Dios resulta antipático para los que carecen de fe. Hace algunos años, en una estación de tren alemana alguien había escrito un grafiti transcribiendo la conocida sentencia de un filósofo de aquel país: “Dios ha muerto.” Nietzsche”. Poco después, otra voz anónima le había replicado: “Nietzsche ha muerto”. Dios”.
De las dos afirmaciones expuestas, la única que, tanto para creyentes como para ateos, resulta una verdad irrefutable, es la segunda: Nietzsche es el que ha muerto. Ésta es la gran tragedia del ateísmo: durante miles de años se ha afanado proclamando que Dios ha sido asesinado, pero su cadáver no aparece.
Voltaire se declaró enemigo visceral de la Iglesia; estaba convencido de que podía destruirla con el solo impulso de sus teorías y durante toda su vida respiró por los pulmones del odio y la enemistad hacia todo lo católico. Pero, mientras agonizaba, pidió un confesor y se reconcilió con la Iglesia. Nietzsche, por su parte, malvivió sus últimos doce años en un centro psiquiátrico y murió como un loco desesperado. Ni siquiera falleció como un chalado feliz. También Napoleón creyó que podía acabar con el catolicismo y así se lo hizo saber a un alto representante vaticano en una ocasión. “No podrá, majestad –le advirtió el nuncio-. A la Iglesia no hemos podido destruirla ni los propios católicos. Es un yunque que ha gastado muchos martillos”. En efecto, contra ella ha fracaso el Imperio Romano, sobrevivió a las invasiones bárbaras y fue la que conservó el arte y la civilización occidental en monasterios y desde allí la devolvió al mundo. Los bárbaros arrasaron Europa y destruyeron imperios y ejércitos poderosos como el romano, pero no lograron doblegar a la Iglesia que, con la bondad de la madre y la paciencia de la maestra, luego evangelizó a esos mismos pueblos salvajes. La Iglesia sobrevivió a la revolución francesa, al odio republicano en España y a la revolución cristera en Mëxico, a HItler y a Stalin. El comunismo le quitó el micrófono pero no le apagó la voz, le arrebató el turno de palabra pero no impidió que se expresara. El Telón de Acero confinó al clero a campos de extermino, pero la Iglesia está acostumbrada a renacer desde las catacumbas y, desde ellas, ofició misas, ordenó sacerdotes y consagró obispos.
El gran error de los ateos es pensar que matando en el hombre la idea de Dios acaban con el mismo Dios. Se olvidan de que la fe es un don gratuito que concede el creador, cuando quiere, a quien quiere, donde quiere. No importa que, en nombre del racionalismo, la revolución, el marxismo o la ilustración se cierren conventos e iglesias, se incauten colegios, se quemen templos y catedrales, se destierren a religiosos y misioneros, se pasen a cuchillo, se fusilen o martiricen a millones de creyentes. No importa que impongan el ateísmo por decreto, que se profanen los lugares sacros, se destruyan el arte y la tradición religiosa, se prohíban las prácticas cristianas. Todo ello es tan inútil como pretender que, impidiendo hablar del pasado, se acabe al mismo tiempo con la memoria.

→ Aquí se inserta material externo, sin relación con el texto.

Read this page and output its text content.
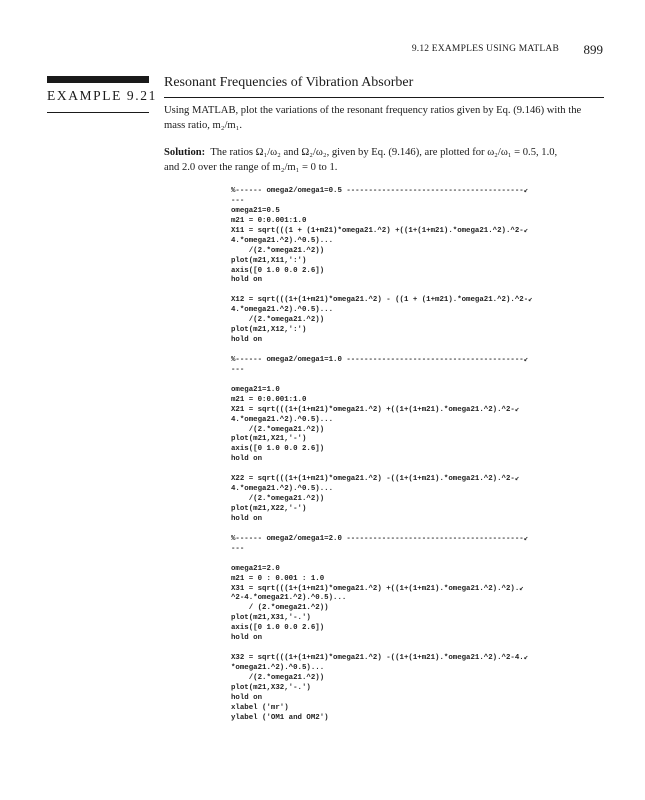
9.12 EXAMPLES USING MATLAB 899
EXAMPLE 9.21
Resonant Frequencies of Vibration Absorber
Using MATLAB, plot the variations of the resonant frequency ratios given by Eq. (9.146) with the
mass ratio, m₂/m₁.
Solution: The ratios Ω₁/ω₂ and Ω₂/ω₂, given by Eq. (9.146), are plotted for ω₂/ω₁ = 0.5, 1.0,
and 2.0 over the range of m₂/m₁ = 0 to 1.
%------ omega2/omega1=0.5 ----------------------------------------↙
---
omega21=0.5
m21 = 0:0.001:1.0
X11 = sqrt(((1 + (1+m21)*omega21.^2) +((1+(1+m21).*omega21.^2).^2-↙
4.*omega21.^2).^0.5)...
/(2.*omega21.^2))
plot(m21,X11,':')
axis([0 1.0 0.0 2.6])
hold on
X12 = sqrt(((1+(1+m21)*omega21.^2) - ((1 + (1+m21).*omega21.^2).^2-↙
4.*omega21.^2).^0.5)...
/(2.*omega21.^2))
plot(m21,X12,':')
hold on
%------ omega2/omega1=1.0 ----------------------------------------↙
---
omega21=1.0
m21 = 0:0.001:1.0
X21 = sqrt(((1+(1+m21)*omega21.^2) +((1+(1+m21).*omega21.^2).^2-↙
4.*omega21.^2).^0.5)...
/(2.*omega21.^2))
plot(m21,X21,'-')
axis([0 1.0 0.0 2.6])
hold on
X22 = sqrt(((1+(1+m21)*omega21.^2) -((1+(1+m21).*omega21.^2).^2-↙
4.*omega21.^2).^0.5)...
/(2.*omega21.^2))
plot(m21,X22,'-')
hold on
%------ omega2/omega1=2.0 ----------------------------------------↙
---
omega21=2.0
m21 = 0 : 0.001 : 1.0
X31 = sqrt(((1+(1+m21)*omega21.^2) +((1+(1+m21).*omega21.^2).^2).↙
^2-4.*omega21.^2).^0.5)...
/ (2.*omega21.^2))
plot(m21,X31,'-.')
axis([0 1.0 0.0 2.6])
hold on
X32 = sqrt(((1+(1+m21)*omega21.^2) -((1+(1+m21).*omega21.^2).^2-4.↙
*omega21.^2).^0.5)...
/(2.*omega21.^2))
plot(m21,X32,'-.')
hold on
xlabel ('mr')
ylabel ('OM1 and OM2')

No hay nadie más creyente que el ateo que se empeña en demostrar su incredulidad. Nadie que no temiese estar equivocado se aferraría con tanta pasión a demostrar lo evidente.
Dios nos hizo a su imagen y semejanza: por eso, cuando nos asomamos en el espejo del creador y contemplamos el trabajo que ha hecho en nuestro corazón el pecado, nos vemos dolorosamente feos. Y antes de reconocerse en esa réplica nauseabunda y decrépita, el ateo prefiere romper el espejo y hacer añicos la figura escalofriante que interpela su conciencia y le recuerda el alma sin la gracia de Dios.